Lanjut dia, hal ini tentunya membuat PDIP berada dalam situasi dilematis, jika dukungan diberikan kepada Ganjar maka agak sulit bagi Puan untuk masuk dalam kontestasi pilpres. Sehingga hal ini akan memperkecil peran trah Soekarno di internal PDIP di masa mendatang.
"Namun jika Puan Maharani dipaksakan maju, maka akan sulit untuk memenangkan pilpres," jelasnya.
Kemungkinan kedua, sambung dia, adanya situasi di internal PDIP sendiri, serta kondisi dinamis antara PDIP dengan Jokowi. Alasan itu membuat Megawati tidak ingin tergesa-gesa mengumumkan capres. Sebab, masih menunggu perkembangan lebih lanjut kedua dinamika tersebut.
"Kemungkinan ketiga, PDIP masih wait and see terhadap dinamika parpol-parpol lain, serta manuver para King-Maker. Karena pileg dan pilpres akan terlebih dahulu dilaksanakan dibanding pilkada," tuturnya.

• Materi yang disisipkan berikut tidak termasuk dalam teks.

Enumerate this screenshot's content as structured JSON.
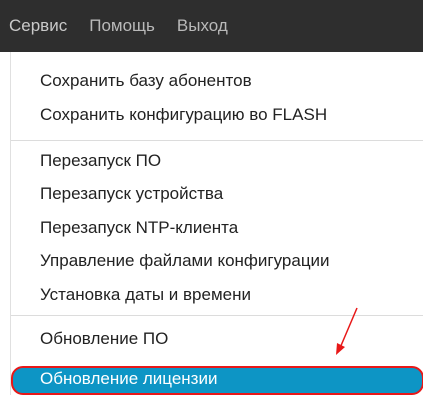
{
  "menubar": {
    "items": [
      {
        "label": "Сервис"
      },
      {
        "label": "Помощь"
      },
      {
        "label": "Выход"
      }
    ]
  },
  "dropdown": {
    "groups": [
      {
        "items": [
          {
            "label": "Сохранить базу абонентов"
          },
          {
            "label": "Сохранить конфигурацию во FLASH"
          }
        ]
      },
      {
        "items": [
          {
            "label": "Перезапуск ПО"
          },
          {
            "label": "Перезапуск устройства"
          },
          {
            "label": "Перезапуск NTP-клиента"
          },
          {
            "label": "Управление файлами конфигурации"
          },
          {
            "label": "Установка даты и времени"
          }
        ]
      },
      {
        "items": [
          {
            "label": "Обновление ПО"
          },
          {
            "label": "Обновление лицензии",
            "selected": true
          }
        ]
      }
    ]
  },
  "colors": {
    "menubar_bg": "#2e2e2e",
    "menubar_text": "#b9b9b9",
    "highlight_bg": "#0d95c5",
    "annotation": "#e81818"
  },
  "annotation": {
    "arrow_icon": "red-arrow-icon",
    "outline": "red-rounded-outline"
  }
}
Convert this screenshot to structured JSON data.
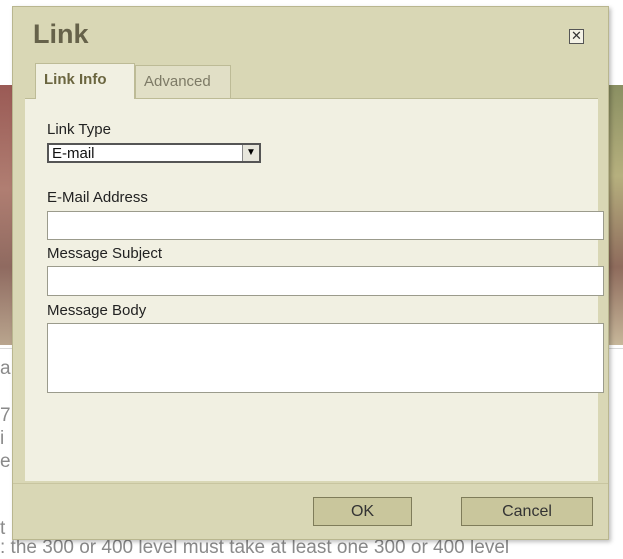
{
  "dialog": {
    "title": "Link",
    "close_icon": "close-icon",
    "tabs": [
      {
        "label": "Link Info",
        "active": true
      },
      {
        "label": "Advanced",
        "active": false
      }
    ],
    "link_type": {
      "label": "Link Type",
      "value": "E-mail"
    },
    "email": {
      "label": "E-Mail Address",
      "value": ""
    },
    "subject": {
      "label": "Message Subject",
      "value": ""
    },
    "body": {
      "label": "Message Body",
      "value": ""
    },
    "buttons": {
      "ok": "OK",
      "cancel": "Cancel"
    }
  },
  "background": {
    "line_1": "a",
    "line_2": "7",
    "line_3": "i",
    "line_4": "e",
    "line_5": "t",
    "bottom_text": ": the 300 or 400 level must take at least one 300 or 400 level"
  }
}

Bahkan, dia menambahkan, parpol besar mempersyaratkan figur bacalon kepala daerah yang ingin mendapatkan rekomendasi untuk maju di pileg terlebih dahulu.
"Hal ini tentunya mempertegas keberpihakan bacalon kepala daerah kepada parpol tertentu, dan itu berarti memperjelas posisinya akan mendukung capres yang mana," demikian pandangan Asratilla.

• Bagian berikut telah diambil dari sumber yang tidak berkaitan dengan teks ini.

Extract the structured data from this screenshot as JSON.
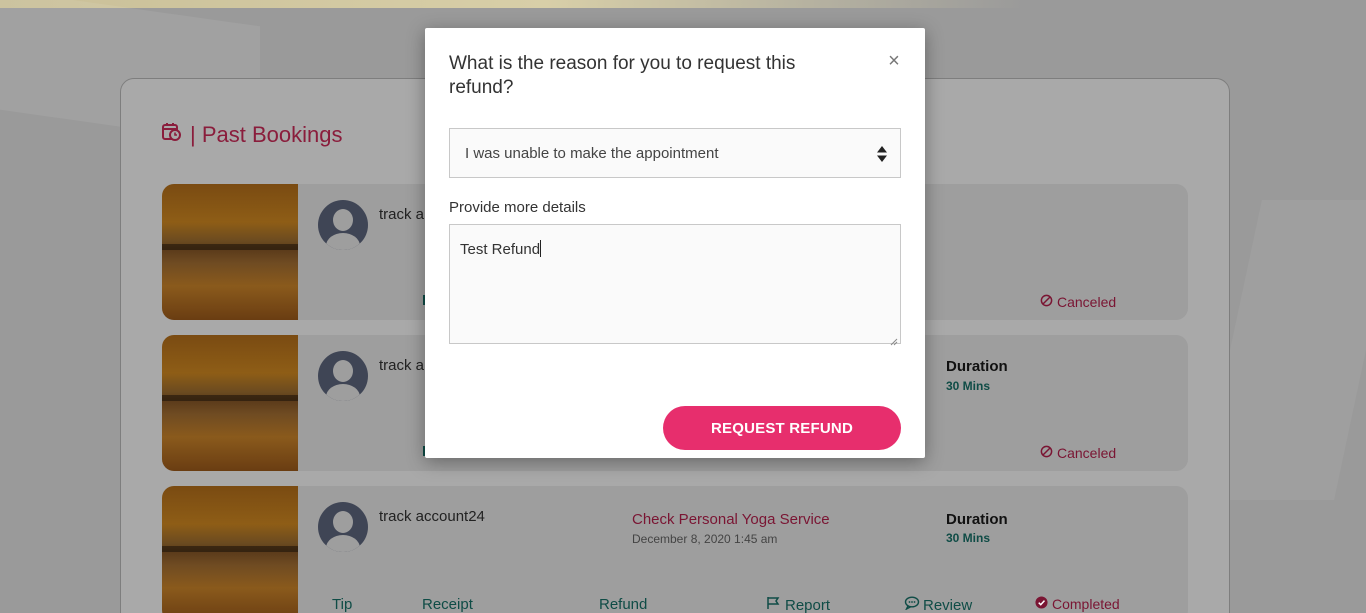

Terpisah, Manager strategi dan operasional lembaga survei Jaringan Suara Indonesia (JSI), Nursandi Syam mengatakan ada kepentingan tertentu masih perlu diselesaikan antara tingkat elit.
"Saya melihatnya ada dua hal yang menyebabkan PDIP belum mengumumkan capresnya," katanya.
Pertama, penentuan capres diinternal PDIP masih alot. Keputusan apakah tiket diberikan ke Puan atau Ganjar, sepertinya PDIP akan melihat dinamika politik yang berkembang di beberapa bulan ke depan.
"Kedua, soal momentum politik. PDIP tidak ingin gegabah dan terburu-buru mengumumkan capres. PDIP kelihatannya sedang mempertimbangkan waktu yang paling tepat," jelasnya.
Menanggapi hal ini, pengamat politik Unismuh Makassar, Andi Luhur Prianto menyebutkan bahwa di luar soal rivalitas internal dan problem elektabilitas.
Lanjut dia, setiap partai punya cara melakukan pemasaran politiknya. Apalagi PDIP sebagai partai penguasa, tentu mereka ingin terus 'lead the game'.
"Bukan mengikuti ritme partai politik lain. PDIP menunjukkan diri bahwa partai ini tidak menari pada gendang yang tabuh partai lain," katanya.